In the third chapter, there’s a real plot, which is welcome, and one of the Apocalipstix even acquires a second dimension; but it’s too little, too late, and the attempt to make the scarcity of fuel a cornerstone of the chapter is laughable, considering the chapter is about a rock’n’roll battle of the bands. Call me a nitpicking killjoy if you like, but if fuel is so scarce, how are they powering their instruments? Those guitars don’t look acoustic to me. This little inconsistency, the bizarre mutations, and the fact that a ridiculous number of rock musicians seem to have survived the apocalypse combine to give the impression that Fawkes didn’t put much thought, if any, into how his setting was supposed to work.

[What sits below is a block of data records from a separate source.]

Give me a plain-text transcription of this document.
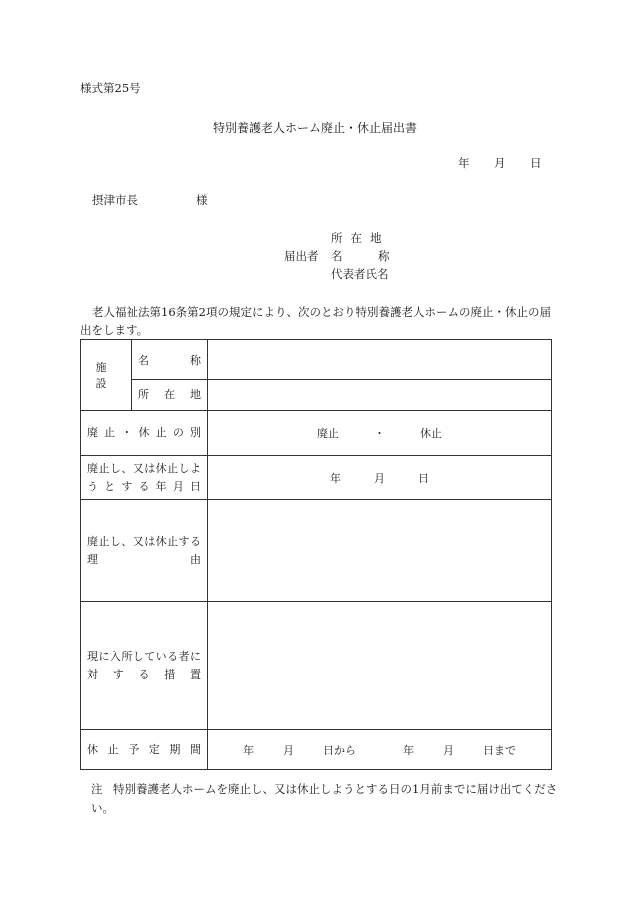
様式第25号
特別養護老人ホーム廃止・休止届出書
年 月 日
摂津市長	様
所在地
届出者 名	称
代表者氏名
老人福祉法第16条第2項の規定により、次のとおり特別養護老人ホームの廃止・休止の届出をします。
施設	名 称	

	所在地	
廃止・休止の別		廃止 ・ 休止
廃止し、又は休止しようとする年月日		年 月 日
廃止し、又は休止する理由		
現に入所している者に対する措置		
休止予定期間		年 月 日から 年 月 日まで
注 特別養護老人ホームを廃止し、又は休止しようとする日の1月前までに届け出てください。
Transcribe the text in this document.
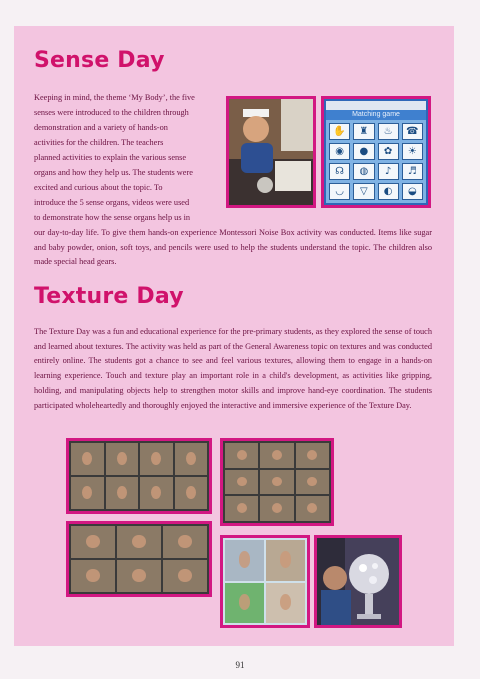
Sense Day

Keeping in mind, the theme ‘My Body’, the five

senses were introduced to the children through

demonstration and a variety of hands-on

activities for the children. The teachers

planned activities to explain the various sense

organs and how they help us. The students were

excited and curious about the topic. To

introduce the 5 sense organs, videos were used

to demonstrate how the sense organs help us in

Matching game
✋	♜	♨	☎
◉	●	✿	☀
☊	◍	♪	♬
◡	▽	◐	◒

our day-to-day life. To give them hands-on experience Montessori Noise Box activity was conducted. Items like sugar and baby powder, onion, soft toys, and pencils were used to help the students understand the topic. The children also made special head gears.

Texture Day

The Texture Day was a fun and educational experience for the pre-primary students, as they explored the sense of touch and learned about textures. The activity was held as part of the General Awareness topic on textures and was conducted entirely online. The students got a chance to see and feel various textures, allowing them to engage in a hands-on learning experience. Touch and texture play an important role in a child's development, as activities like gripping, holding, and manipulating objects help to strengthen motor skills and improve hand-eye coordination. The students participated wholeheartedly and thoroughly enjoyed the interactive and immersive experience of the Texture Day.

91
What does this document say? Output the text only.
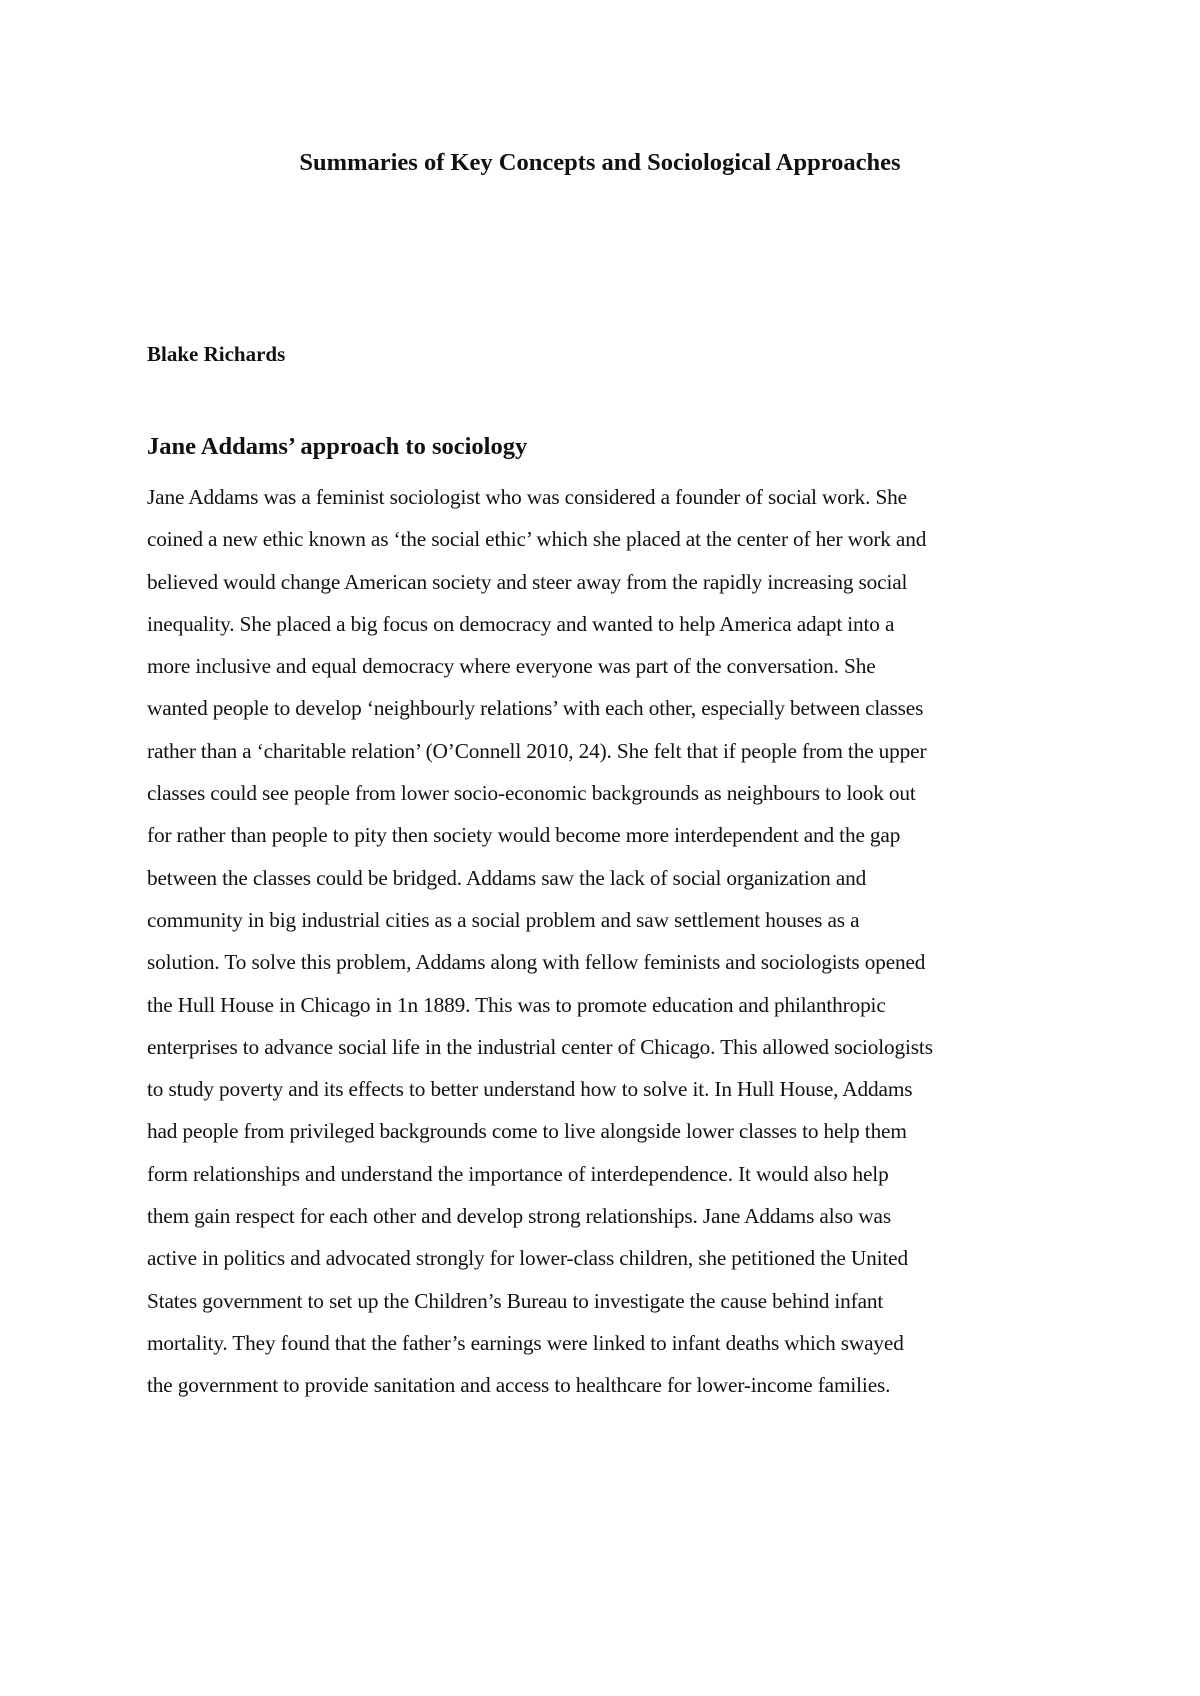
Summaries of Key Concepts and Sociological Approaches

Blake Richards

Jane Addams’ approach to sociology
Jane Addams was a feminist sociologist who was considered a founder of social work. She
coined a new ethic known as ‘the social ethic’ which she placed at the center of her work and
believed would change American society and steer away from the rapidly increasing social
inequality. She placed a big focus on democracy and wanted to help America adapt into a
more inclusive and equal democracy where everyone was part of the conversation. She
wanted people to develop ‘neighbourly relations’ with each other, especially between classes
rather than a ‘charitable relation’ (O’Connell 2010, 24). She felt that if people from the upper
classes could see people from lower socio-economic backgrounds as neighbours to look out
for rather than people to pity then society would become more interdependent and the gap
between the classes could be bridged. Addams saw the lack of social organization and
community in big industrial cities as a social problem and saw settlement houses as a
solution. To solve this problem, Addams along with fellow feminists and sociologists opened
the Hull House in Chicago in 1n 1889. This was to promote education and philanthropic
enterprises to advance social life in the industrial center of Chicago. This allowed sociologists
to study poverty and its effects to better understand how to solve it. In Hull House, Addams
had people from privileged backgrounds come to live alongside lower classes to help them
form relationships and understand the importance of interdependence. It would also help
them gain respect for each other and develop strong relationships. Jane Addams also was
active in politics and advocated strongly for lower-class children, she petitioned the United
States government to set up the Children’s Bureau to investigate the cause behind infant
mortality. They found that the father’s earnings were linked to infant deaths which swayed
the government to provide sanitation and access to healthcare for lower-income families.
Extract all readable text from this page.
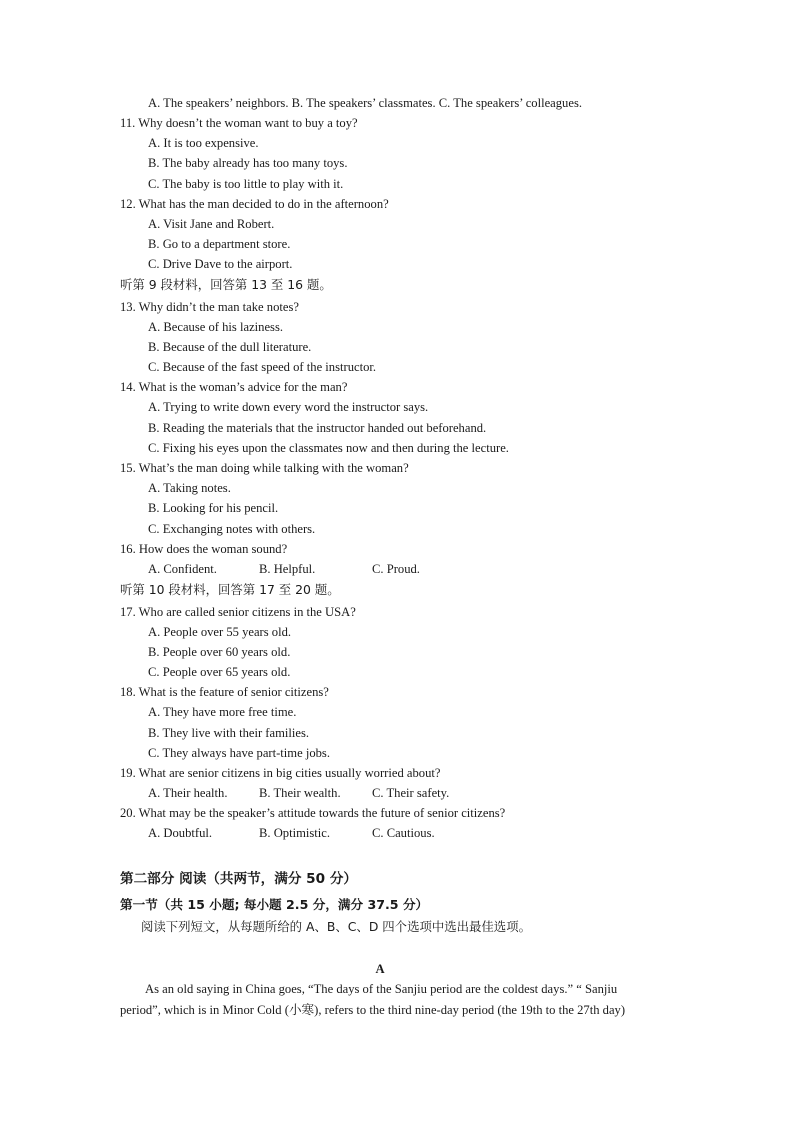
A. The speakers’ neighbors. B. The speakers’ classmates. C. The speakers’ colleagues.
11. Why doesn’t the woman want to buy a toy?
A. It is too expensive.
B. The baby already has too many toys.
C. The baby is too little to play with it.
12. What has the man decided to do in the afternoon?
A. Visit Jane and Robert.
B. Go to a department store.
C. Drive Dave to the airport.
听第 9 段材料，回答第 13 至 16 题。
13. Why didn’t the man take notes?
A. Because of his laziness.
B. Because of the dull literature.
C. Because of the fast speed of the instructor.
14. What is the woman’s advice for the man?
A. Trying to write down every word the instructor says.
B. Reading the materials that the instructor handed out beforehand.
C. Fixing his eyes upon the classmates now and then during the lecture.
15. What’s the man doing while talking with the woman?
A. Taking notes.
B. Looking for his pencil.
C. Exchanging notes with others.
16. How does the woman sound?
A. Confident.	B. Helpful.	C. Proud.
听第 10 段材料，回答第 17 至 20 题。
17. Who are called senior citizens in the USA?
A. People over 55 years old.
B. People over 60 years old.
C. People over 65 years old.
18. What is the feature of senior citizens?
A. They have more free time.
B. They live with their families.
C. They always have part-time jobs.
19. What are senior citizens in big cities usually worried about?
A. Their health. B. Their wealth. C. Their safety.
20. What may be the speaker’s attitude towards the future of senior citizens?
A. Doubtful.	B. Optimistic.	C. Cautious.
第二部分 阅读（共两节，满分 50 分）
第一节（共 15 小题; 每小题 2.5 分，满分 37.5 分）
阅读下列短文，从每题所给的 A、B、C、D 四个选项中选出最佳选项。
A
As an old saying in China goes, “The days of the Sanjiu period are the coldest days.” “ Sanjiu
period”, which is in Minor Cold (小寒), refers to the third nine-day period (the 19th to the 27th day)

I’m a world-building wonk, so I’ll freely admit that things like this bother me more than most people; but even I could happily enjoy a completely kitchen-sink post-apocalypse world, with giant ants and marauding bandits and whatever else you care to mention, if the writer didn’t then expect me to take the setting seriously enough to care about Megumi meeting another Japanese person when she’d assumed she was the last one on Earth. The crazier your setting, the crazier your storytelling needs to be to keep up, but Fawkes doesn’t actually do much with the standard tropes of the post-apocalyptic story, other than toss them all in the pot and stir.
(the end of the world may have come and gone but there’s still time for some rock’n’roll in Apocalipstix by Ray Fawkes, art by Cameron Stewart)
It’s a shame, it really is, because Cameron Stewart’s art is terrific to look at, and the fight scenes are good fun, and The Apocalipstix does have some of the ingredients for a great story; but the end product comes across as half-baked. If you’ve been craving more Cameron Stewart art ever since the last issue of The Other Side, The Apocalipstix isn’t a bad way to get your fix; but if you want a story, you won’t find one here.